Puskesmas Wates telah melakukan pengembangan asuhan mandiri (ASMAN) TOGA dan akupresur sebagai kelanjutan cikal bakal pembentukan dan pembinaan kelompok yang menyasar Kalurahan Bendungan, Kalurahan Sogan dan Kelurahan Wates pada Tahun 2019. Ketiga Kelurahan/Kalurahan ini mengembangkan ASMAN TOGA pada kelompok KWT di Dusun Sanggrahan Kidul, Dusun Klopo Sepuluh dan RW Dipan Wates.
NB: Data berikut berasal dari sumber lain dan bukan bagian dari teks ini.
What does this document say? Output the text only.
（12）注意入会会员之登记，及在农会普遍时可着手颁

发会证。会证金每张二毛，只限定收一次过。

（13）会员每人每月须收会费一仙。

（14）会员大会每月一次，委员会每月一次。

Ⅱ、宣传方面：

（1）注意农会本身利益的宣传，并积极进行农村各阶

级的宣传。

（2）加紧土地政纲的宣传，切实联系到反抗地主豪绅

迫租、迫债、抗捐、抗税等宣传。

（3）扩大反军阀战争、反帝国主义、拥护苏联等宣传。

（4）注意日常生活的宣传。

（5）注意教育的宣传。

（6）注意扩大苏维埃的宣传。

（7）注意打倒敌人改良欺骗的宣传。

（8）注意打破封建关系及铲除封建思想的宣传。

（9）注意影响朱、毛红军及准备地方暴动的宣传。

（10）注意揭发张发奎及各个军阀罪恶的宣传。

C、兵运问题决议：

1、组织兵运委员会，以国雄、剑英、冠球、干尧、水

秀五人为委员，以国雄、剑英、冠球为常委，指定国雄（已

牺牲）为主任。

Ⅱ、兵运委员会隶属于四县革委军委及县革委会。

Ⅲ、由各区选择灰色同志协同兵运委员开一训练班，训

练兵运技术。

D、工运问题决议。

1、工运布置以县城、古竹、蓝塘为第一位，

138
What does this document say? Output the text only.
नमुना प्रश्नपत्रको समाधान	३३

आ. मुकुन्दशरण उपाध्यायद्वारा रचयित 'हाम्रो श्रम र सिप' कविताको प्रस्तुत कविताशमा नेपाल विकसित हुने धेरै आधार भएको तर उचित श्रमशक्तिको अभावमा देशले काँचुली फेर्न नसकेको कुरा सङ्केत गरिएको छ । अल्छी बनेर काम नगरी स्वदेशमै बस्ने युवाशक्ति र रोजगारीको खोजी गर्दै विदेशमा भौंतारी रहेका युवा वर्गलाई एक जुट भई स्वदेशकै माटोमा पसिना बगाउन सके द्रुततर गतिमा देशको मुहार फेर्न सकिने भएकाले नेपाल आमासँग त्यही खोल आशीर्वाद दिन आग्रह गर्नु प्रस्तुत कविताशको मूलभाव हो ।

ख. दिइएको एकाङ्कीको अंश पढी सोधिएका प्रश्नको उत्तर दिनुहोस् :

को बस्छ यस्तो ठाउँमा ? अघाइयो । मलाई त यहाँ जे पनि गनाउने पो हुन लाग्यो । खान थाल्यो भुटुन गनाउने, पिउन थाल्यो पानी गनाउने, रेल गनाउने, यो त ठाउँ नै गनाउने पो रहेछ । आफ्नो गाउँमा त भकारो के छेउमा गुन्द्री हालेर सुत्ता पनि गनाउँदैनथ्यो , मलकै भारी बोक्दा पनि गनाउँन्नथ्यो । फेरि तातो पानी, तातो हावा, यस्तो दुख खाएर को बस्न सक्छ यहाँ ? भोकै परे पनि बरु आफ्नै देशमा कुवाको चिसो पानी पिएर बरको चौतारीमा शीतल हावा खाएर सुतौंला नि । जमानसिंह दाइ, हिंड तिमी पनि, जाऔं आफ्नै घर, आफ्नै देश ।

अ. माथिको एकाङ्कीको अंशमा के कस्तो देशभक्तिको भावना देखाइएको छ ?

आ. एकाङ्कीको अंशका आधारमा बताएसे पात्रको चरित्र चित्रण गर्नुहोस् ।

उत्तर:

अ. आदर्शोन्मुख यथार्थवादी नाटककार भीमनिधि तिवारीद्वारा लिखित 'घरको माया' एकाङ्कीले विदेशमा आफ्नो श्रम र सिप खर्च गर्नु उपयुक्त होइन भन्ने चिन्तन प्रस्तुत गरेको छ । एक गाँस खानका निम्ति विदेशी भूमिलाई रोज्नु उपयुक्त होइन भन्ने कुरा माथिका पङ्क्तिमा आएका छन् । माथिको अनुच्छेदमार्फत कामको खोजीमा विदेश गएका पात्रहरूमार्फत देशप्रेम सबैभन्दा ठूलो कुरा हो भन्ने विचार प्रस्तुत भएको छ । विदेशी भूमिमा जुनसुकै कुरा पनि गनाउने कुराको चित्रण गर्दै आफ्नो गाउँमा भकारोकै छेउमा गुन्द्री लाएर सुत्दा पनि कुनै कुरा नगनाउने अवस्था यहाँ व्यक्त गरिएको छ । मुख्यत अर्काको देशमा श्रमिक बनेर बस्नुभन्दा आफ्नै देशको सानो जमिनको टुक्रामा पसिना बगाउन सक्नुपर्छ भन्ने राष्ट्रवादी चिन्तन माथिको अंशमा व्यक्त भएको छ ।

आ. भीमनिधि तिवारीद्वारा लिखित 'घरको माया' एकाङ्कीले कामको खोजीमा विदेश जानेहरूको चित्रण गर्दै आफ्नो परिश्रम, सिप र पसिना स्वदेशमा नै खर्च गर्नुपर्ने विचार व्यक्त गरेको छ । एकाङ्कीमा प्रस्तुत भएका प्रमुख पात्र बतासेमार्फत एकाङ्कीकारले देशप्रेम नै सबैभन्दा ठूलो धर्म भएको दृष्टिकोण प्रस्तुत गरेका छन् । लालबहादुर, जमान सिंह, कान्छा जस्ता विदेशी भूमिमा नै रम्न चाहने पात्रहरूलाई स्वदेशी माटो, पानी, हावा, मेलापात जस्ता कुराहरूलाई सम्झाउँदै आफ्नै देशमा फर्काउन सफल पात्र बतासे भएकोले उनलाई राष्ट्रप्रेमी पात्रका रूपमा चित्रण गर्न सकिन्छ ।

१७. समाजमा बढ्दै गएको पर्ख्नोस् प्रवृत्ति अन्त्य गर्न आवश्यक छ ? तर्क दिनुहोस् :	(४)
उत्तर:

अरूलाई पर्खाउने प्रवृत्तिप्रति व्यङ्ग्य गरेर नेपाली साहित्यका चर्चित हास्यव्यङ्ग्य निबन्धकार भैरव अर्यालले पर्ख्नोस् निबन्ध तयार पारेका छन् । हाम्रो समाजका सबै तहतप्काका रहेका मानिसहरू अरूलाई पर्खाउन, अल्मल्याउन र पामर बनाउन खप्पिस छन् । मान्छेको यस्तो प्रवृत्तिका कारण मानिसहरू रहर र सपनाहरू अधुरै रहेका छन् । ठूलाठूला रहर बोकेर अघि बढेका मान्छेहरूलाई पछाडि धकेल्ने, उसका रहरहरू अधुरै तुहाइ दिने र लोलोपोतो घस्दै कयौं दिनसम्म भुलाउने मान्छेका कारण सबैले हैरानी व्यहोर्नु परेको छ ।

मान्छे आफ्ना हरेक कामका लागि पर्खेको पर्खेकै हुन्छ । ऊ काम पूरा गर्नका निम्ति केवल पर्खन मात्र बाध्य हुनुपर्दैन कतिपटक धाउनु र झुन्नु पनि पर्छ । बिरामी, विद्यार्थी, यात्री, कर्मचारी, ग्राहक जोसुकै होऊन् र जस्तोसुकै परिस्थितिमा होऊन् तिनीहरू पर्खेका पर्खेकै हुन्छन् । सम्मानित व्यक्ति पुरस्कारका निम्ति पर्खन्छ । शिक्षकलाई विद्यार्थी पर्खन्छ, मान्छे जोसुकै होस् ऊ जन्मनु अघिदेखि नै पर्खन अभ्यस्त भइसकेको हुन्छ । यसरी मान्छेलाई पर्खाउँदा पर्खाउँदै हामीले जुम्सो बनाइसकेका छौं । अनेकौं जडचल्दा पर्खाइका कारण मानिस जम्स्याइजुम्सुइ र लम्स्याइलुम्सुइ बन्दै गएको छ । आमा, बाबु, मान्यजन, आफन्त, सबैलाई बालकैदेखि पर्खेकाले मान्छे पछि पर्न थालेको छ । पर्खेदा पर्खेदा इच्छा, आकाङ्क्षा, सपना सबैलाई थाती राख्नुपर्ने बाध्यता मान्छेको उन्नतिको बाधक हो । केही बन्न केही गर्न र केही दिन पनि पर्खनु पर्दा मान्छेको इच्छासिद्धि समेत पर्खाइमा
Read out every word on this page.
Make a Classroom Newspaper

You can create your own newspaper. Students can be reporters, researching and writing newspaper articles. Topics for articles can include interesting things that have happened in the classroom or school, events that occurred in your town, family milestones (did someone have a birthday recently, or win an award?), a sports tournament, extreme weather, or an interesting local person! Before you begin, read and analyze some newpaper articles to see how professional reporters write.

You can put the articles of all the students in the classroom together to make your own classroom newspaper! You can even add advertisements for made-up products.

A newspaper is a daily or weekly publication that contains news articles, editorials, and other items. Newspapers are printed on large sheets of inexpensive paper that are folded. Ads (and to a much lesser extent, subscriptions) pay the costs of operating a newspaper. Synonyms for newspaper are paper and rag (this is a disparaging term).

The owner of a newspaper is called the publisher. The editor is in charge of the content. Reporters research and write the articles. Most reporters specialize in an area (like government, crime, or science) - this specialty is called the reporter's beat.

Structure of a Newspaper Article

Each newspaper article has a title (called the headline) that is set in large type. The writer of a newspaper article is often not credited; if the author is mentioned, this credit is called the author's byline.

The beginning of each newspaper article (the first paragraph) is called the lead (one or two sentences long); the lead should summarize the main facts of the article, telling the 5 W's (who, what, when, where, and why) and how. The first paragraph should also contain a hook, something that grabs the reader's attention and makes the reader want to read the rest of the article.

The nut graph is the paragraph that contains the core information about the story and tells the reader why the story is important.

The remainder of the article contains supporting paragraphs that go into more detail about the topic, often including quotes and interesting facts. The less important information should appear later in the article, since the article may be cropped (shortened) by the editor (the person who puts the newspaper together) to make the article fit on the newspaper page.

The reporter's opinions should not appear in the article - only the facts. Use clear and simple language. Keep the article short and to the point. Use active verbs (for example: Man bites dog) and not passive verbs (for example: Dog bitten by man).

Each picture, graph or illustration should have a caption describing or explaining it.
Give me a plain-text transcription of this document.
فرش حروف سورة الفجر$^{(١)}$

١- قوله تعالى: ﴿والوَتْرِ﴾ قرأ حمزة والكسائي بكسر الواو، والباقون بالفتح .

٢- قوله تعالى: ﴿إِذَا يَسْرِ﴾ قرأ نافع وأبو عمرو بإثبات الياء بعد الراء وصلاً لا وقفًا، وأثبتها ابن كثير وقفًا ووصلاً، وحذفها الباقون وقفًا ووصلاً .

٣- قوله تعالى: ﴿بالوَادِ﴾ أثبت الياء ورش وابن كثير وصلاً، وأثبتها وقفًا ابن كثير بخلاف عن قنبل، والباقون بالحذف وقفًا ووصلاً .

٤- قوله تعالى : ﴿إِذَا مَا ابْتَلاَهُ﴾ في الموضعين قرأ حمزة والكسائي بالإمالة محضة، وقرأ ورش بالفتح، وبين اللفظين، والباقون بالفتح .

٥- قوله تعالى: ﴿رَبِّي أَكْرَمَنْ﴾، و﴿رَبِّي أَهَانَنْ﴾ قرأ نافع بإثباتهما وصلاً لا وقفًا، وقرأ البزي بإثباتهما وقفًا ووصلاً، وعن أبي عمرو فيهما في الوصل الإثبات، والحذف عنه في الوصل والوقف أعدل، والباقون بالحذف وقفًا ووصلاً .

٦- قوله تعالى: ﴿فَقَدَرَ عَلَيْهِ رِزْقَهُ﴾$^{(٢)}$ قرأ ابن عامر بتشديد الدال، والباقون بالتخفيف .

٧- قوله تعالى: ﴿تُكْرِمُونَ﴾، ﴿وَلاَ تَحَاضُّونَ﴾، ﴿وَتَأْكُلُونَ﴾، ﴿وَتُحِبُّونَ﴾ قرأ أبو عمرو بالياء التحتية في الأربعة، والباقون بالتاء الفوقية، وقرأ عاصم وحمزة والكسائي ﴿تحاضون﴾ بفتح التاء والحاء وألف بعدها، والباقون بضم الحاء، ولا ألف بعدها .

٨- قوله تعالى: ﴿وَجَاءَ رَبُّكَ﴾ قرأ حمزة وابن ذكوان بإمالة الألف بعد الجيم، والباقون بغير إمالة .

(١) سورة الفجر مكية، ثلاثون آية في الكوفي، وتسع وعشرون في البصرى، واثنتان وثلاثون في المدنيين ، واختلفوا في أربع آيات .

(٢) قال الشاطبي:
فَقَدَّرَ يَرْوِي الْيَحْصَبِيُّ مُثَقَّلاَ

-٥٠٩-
Dengan adanya Pandemi Covid-19 ini Kelompok Asman TOGA khususnya di RW Dipan dengan Nama Kelommpok ASMAN TOGA “LESTARI” telah dapat memanfaatkan hasilnya untuk dijual pada pembeli berupa Jahe Merah sebagai bahan utama ramuan dengan permintaan yang cukup banyak. Bahan empon-empon dapat dimanfaatkan untuk menambah daya tahan tubuh situasi pandemi saat ini. Keadaan tersebut merupakan peluang bagi asman toga untuk memasarkan hasil tanamannya.

Menurut ketua kelompok Aman Toga “LESTARI” Dipan Wates, Ibu Sri Sumiyati, menuturkan bahwa pada situasi pandemi Covid 19 warga masyarakat banyak  yang mencari jahe merah untuk dimanfaatkan sebagai bahan ramuan menjaga ketahanan tubuh. Bahan ramua yang dibutuhkan tambah bu Sri Sumiyati adalah Jahe Merah, Jeruk Nipis dan Serai. Dengan adanya pemanfaatan empon-empon oleh warga masyarakat maka menambah semangat untuk terus mengembangkan asman toga di kelompoknya. Sebelum dijual bahan-bahan tersebut diolah terlebih dahulu oleh anggota kelompok dengan pengeringan agar lebih lama untuk disimpan dan bisa digunakan sewaktu-waktu.